Fulfillments by Jesus in John
John writes about many of the things which Jesus did to reveal His identity as the Messiah, and John states that the purpose of his account is to convince his readers that Jesus is the Son of God (John 20:30-31). The ways in which John displays Jesus as the divine Son of God are too numerous to mention them all here. Nevertheless, the following is a short list of examples of the ways in which the divine identity of Jesus is revealed in John: Jesus is the Word of God who is God through whom God the father has made all things (Genesis 1:1; John 1:1-3), and Jesus is the Word of God made flesh (John 1:14).
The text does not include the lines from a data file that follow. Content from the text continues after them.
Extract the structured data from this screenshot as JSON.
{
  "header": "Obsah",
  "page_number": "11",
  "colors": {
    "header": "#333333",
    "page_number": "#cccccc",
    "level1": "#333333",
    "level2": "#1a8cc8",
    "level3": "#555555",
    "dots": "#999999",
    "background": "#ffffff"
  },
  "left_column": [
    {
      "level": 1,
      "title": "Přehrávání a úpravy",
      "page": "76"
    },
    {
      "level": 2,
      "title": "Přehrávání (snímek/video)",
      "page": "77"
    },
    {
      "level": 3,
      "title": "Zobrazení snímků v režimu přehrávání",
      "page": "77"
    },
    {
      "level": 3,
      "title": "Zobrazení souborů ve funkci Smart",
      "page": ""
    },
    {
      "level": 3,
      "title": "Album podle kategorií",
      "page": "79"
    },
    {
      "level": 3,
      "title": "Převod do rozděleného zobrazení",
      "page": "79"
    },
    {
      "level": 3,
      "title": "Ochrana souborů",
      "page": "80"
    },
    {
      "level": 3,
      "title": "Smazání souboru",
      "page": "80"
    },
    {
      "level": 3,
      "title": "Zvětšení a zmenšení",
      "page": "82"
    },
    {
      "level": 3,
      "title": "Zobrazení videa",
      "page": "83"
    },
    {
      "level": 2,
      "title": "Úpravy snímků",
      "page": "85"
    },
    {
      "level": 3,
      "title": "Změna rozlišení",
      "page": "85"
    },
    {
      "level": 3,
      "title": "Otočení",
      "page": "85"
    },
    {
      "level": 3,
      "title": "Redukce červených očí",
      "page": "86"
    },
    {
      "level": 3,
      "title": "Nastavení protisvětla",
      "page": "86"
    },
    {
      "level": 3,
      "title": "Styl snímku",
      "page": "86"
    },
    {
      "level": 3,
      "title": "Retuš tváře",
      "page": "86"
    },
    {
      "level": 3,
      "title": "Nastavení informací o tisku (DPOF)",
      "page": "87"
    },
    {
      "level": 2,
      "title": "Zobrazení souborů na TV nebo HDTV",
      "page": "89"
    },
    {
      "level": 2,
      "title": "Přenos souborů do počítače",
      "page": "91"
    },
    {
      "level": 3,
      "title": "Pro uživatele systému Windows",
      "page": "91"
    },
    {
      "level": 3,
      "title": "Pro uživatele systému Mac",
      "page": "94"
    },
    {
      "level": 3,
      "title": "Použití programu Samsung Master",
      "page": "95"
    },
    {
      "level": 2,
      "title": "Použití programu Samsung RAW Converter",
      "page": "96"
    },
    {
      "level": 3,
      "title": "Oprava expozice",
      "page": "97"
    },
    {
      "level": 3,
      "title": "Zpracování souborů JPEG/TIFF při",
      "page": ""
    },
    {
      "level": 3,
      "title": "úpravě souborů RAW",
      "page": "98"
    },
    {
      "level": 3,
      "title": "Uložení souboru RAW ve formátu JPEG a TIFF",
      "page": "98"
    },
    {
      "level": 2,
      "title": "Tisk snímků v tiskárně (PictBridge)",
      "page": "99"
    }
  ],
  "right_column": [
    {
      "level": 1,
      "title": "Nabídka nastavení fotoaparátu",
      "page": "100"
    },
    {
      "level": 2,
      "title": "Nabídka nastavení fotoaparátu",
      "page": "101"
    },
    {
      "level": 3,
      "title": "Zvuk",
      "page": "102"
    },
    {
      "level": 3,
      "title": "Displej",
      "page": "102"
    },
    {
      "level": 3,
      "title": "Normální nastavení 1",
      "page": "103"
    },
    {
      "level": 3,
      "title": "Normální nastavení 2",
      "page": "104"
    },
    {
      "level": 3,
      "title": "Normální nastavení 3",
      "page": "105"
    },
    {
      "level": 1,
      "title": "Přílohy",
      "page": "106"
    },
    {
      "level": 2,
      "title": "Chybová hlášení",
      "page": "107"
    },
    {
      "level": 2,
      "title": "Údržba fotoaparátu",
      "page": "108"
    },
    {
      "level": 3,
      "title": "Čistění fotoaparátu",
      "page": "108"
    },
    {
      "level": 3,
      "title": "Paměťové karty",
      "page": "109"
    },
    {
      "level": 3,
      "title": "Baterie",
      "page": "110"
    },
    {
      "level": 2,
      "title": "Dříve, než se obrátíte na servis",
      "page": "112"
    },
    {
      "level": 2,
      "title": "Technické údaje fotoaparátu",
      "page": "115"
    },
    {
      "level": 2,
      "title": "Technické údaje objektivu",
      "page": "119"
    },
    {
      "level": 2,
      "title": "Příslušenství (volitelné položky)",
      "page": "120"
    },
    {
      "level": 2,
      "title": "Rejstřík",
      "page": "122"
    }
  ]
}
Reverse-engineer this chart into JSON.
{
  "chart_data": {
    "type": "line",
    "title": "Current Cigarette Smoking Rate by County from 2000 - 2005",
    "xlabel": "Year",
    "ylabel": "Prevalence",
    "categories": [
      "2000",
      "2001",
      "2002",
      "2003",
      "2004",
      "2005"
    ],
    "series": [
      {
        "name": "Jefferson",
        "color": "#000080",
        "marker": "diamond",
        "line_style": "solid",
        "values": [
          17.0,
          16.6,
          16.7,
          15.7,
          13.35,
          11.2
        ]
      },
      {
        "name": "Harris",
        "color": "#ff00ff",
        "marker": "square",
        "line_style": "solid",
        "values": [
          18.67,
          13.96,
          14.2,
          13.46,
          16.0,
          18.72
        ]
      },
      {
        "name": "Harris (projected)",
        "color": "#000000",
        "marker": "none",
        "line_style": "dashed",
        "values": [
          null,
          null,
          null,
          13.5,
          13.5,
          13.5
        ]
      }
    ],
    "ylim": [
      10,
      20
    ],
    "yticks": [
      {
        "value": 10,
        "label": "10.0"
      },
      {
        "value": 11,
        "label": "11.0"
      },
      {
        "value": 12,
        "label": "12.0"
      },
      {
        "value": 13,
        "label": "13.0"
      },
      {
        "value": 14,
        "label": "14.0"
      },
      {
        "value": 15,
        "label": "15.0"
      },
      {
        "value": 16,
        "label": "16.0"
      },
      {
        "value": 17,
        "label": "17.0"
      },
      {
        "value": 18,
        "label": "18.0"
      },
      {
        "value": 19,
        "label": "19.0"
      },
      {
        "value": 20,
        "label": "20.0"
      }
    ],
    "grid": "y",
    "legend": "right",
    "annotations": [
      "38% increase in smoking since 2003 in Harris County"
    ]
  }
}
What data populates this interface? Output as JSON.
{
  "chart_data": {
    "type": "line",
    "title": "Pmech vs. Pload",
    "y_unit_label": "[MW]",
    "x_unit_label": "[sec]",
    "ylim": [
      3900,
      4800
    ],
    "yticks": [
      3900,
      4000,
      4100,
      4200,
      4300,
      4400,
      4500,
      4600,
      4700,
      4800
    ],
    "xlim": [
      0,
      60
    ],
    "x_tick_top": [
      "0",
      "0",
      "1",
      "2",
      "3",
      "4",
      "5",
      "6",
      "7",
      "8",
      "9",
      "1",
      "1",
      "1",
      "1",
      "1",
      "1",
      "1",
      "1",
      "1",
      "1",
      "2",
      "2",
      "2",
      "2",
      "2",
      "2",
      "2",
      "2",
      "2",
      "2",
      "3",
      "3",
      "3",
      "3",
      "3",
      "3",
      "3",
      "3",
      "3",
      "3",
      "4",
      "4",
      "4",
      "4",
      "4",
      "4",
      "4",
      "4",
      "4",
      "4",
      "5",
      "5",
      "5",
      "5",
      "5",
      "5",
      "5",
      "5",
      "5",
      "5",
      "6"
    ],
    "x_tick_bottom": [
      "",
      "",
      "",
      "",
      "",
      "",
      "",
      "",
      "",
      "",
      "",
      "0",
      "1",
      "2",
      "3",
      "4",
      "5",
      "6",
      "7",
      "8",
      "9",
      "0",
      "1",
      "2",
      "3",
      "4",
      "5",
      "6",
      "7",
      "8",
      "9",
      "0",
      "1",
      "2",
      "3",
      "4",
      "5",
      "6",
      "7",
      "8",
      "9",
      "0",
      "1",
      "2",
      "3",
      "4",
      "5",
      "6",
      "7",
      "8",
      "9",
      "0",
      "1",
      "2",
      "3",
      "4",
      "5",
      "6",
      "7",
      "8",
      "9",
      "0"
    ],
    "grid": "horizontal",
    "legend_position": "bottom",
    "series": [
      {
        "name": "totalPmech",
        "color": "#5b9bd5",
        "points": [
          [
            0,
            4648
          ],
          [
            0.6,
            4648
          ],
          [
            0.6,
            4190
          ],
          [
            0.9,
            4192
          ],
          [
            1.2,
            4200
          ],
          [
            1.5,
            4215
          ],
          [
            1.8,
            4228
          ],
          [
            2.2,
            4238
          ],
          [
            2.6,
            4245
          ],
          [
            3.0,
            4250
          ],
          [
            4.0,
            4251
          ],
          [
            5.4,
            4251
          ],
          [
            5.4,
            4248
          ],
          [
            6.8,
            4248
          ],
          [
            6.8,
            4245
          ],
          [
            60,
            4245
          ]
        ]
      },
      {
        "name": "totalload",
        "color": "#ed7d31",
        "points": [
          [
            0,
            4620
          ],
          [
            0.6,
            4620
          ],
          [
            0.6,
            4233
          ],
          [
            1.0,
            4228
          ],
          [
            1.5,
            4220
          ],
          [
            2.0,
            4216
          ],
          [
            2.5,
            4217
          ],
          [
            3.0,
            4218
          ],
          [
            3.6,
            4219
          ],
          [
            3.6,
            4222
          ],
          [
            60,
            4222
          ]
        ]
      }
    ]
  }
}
Jesus also makes several “I AM” statements which make a linguistic connection between the person and work of Jesus to the name God assigns to Himself as “I AM who I AM” in Exodus 3:14. Jesus declares:
- “I AM the bread of life” (John 6:35-48)
- “I AM the light of the world” (John 8:12)
- “I AM the door of the sheep” (John 10:7)
- “I AM the good shepherd” (John 10:11-14)
- “Before Abraham was, I AM” (John 8:58)
- “I AM the resurrection and the life” (John 11:25)
- “I AM the way, the truth, and the life” (John 14:6)
- “I AM the true vine” (John 15:1-5)
These examples, along with the miracles of Jesus, proclaim Jesus’ divine identity as the Son of God so that through Him we may obtain forgiveness of sins through His shed blood on the cross.